Thermal energy storage for industrial thermal loads and electricity demand side management

Abstract

Thermal energy storage offers a solution to mitigate the intermittency of electricity generation in a grid powered by renewable energy and an opportunity to arbitrage on the temporal variability in the cost of the grid supplied energy. This study investigates the potential of a thermal energy storage system used for thermal load and electricity demand management at the industrial scale. A latent heat thermal energy storage system in conjunction with an advanced control and forecast algorithm have been integrated into an existing industrial food processing plant. This demonstration system also incorporates electricity from onsite PV and the grid to power the refrigeration system. The control and forecast code provide a schedule to charge the thermal energy storage from the grid during low or negative prices; otherwise, it instructs to charge from solar PV or discharge to cover the refrigeration load.
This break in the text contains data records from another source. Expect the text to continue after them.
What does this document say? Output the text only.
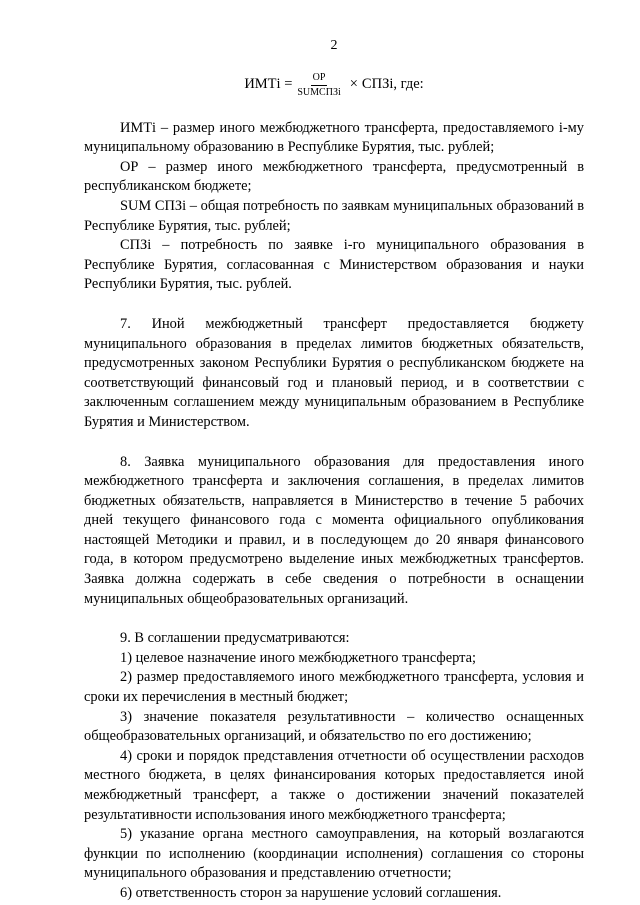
2
ИМТi = $\frac{ОР}{\text{SUMСПЗi}}$ × СПЗi, где:

ИМТi – размер иного межбюджетного трансферта, предоставляемого i-му муниципальному образованию в Республике Бурятия, тыс. рублей;

ОР – размер иного межбюджетного трансферта, предусмотренный в республиканском бюджете;

SUM СПЗi – общая потребность по заявкам муниципальных образований в Республике Бурятия, тыс. рублей;

СПЗi – потребность по заявке i-го муниципального образования в Республике Бурятия, согласованная с Министерством образования и науки Республики Бурятия, тыс. рублей.

7. Иной межбюджетный трансферт предоставляется бюджету муниципального образования в пределах лимитов бюджетных обязательств, предусмотренных законом Республики Бурятия о республиканском бюджете на соответствующий финансовый год и плановый период, и в соответствии с заключенным соглашением между муниципальным образованием в Республике Бурятия и Министерством.

8. Заявка муниципального образования для предоставления иного межбюджетного трансферта и заключения соглашения, в пределах лимитов бюджетных обязательств, направляется в Министерство в течение 5 рабочих дней текущего финансового года с момента официального опубликования настоящей Методики и правил, и в последующем до 20 января финансового года, в котором предусмотрено выделение иных межбюджетных трансфертов. Заявка должна содержать в себе сведения о потребности в оснащении муниципальных общеобразовательных организаций.

9. В соглашении предусматриваются:

1) целевое назначение иного межбюджетного трансферта;

2) размер предоставляемого иного межбюджетного трансферта, условия и сроки их перечисления в местный бюджет;

3) значение показателя результативности – количество оснащенных общеобразовательных организаций, и обязательство по его достижению;

4) сроки и порядок представления отчетности об осуществлении расходов местного бюджета, в целях финансирования которых предоставляется иной межбюджетный трансферт, а также о достижении значений показателей результативности использования иного межбюджетного трансферта;

5) указание органа местного самоуправления, на который возлагаются функции по исполнению (координации исполнения) соглашения со стороны муниципального образования и представлению отчетности;

6) ответственность сторон за нарушение условий соглашения.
The data collected from the demonstration system clearly showed the role of the integrated system in demand side management leading to electricity cost reduction during the ten months of operation. The net estimated electricity cost savings was 10,435 AUD in ten months, while doubling the capacity of thermal energy storage could save about 48,700 AUD per annum. Data analysis of energy demand acquired from all the modules of the plant provided valuable insight into further optimization of the control code for higher realization of its potential in the reduction of electricity demand charges. Moreover, such a control system combined with thermal energy storage can be used for the management of any variable load and renewable energy sources.